Composition, biomarkers, and omics analysis of platelets. Schematic representation of molecular components of platelets. Platelets are considered important repositories of diagnostic biomarkers, among them are the RNA biomarkers: mRNAs, miRNAs, circRNAs, lncRNAs, and other ncRNAs. Platelets do not have a nucleus but have a functional spliceosome and protein translation machinery, to process RNA transcripts.
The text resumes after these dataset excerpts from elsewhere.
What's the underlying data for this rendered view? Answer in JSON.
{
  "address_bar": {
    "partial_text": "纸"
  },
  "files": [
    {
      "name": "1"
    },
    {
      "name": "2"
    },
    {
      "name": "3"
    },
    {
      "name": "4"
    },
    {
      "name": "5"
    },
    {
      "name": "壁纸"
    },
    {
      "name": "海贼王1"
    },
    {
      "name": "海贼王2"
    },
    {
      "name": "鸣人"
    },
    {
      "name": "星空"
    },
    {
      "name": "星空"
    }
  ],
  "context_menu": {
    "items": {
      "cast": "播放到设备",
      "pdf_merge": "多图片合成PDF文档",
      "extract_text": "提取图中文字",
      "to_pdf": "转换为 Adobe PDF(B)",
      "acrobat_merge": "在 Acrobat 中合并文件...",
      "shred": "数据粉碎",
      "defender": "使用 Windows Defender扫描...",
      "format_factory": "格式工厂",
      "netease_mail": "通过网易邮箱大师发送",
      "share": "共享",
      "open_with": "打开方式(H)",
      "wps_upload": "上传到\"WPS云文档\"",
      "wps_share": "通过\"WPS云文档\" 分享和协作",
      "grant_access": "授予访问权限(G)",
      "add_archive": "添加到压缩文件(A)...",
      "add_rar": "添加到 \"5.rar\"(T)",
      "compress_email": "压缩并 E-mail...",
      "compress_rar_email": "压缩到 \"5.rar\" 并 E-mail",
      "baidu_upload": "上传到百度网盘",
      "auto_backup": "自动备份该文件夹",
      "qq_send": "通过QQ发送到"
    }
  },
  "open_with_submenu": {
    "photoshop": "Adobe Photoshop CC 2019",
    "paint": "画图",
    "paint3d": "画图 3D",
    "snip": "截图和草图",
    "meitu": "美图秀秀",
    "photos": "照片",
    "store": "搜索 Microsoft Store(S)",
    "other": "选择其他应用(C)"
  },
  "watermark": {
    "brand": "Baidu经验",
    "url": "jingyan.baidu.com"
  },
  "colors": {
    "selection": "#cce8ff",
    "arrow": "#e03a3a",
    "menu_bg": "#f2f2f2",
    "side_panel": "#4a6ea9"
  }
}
As most cells, platelets release extracellular vesicles (EVs). The platelet‐derived extracellular vesicles (PEVs) can have different designations, based on their biogenesis and size. Platelet microparticles (PMPs) are a type of PEVs and the most abundant population of EVs present in the blood, accounting for about 70% to 90% of all EVs. The PMPs are released via budding of the platelet membrane. Exosomes are also released by platelets, they are smaller and release out of the platelet upon fusion of an intermediate endocytic compartment, the multivesicular body (MVB), with the plasma membrane of the platelet. The PEVs carry components from the lumen of the platelet where they originated. Platelets have granules that release their content to the external upon activation. Dense granules contain phosphates, purines, and bioactive amines; alpha granules contain many soluble mediators that promote inflammation and coagulation. Platelets contain also a large set of membrane surface receptors that participate in the platelet activation process and act as adhesion molecules. The platelet receptors are integrins (β1, β2, and β3), leucine‐rich repeats receptors (GPIb‐IX‐V, TLR, and MMP); selectin s (P‐selectin, CLEC‐2, and CD72); tetraspanins (CD63, CD9, and CD53); transmembrane receptors (ADP and thrombin); prostaglandin receptors (thromboxane, PGI2, PGD2, and PGE2); lipid receptors (PAF and LPL‐R); immunoglobulin superfamily receptors (GPVI, CD32, CD23, JAM, PECAM‐1, CD31, and TLT‐1); tyrosine kinase receptors (c‐mpl, CD110, Leptin, Tie‐1, insulin, and PDGF); miscellaneous platelet membrane receptors (5‐HT2A, CD36, C1qR, LAMP‐1, CD107a; LAMP‐2, CD107b, and CD40L).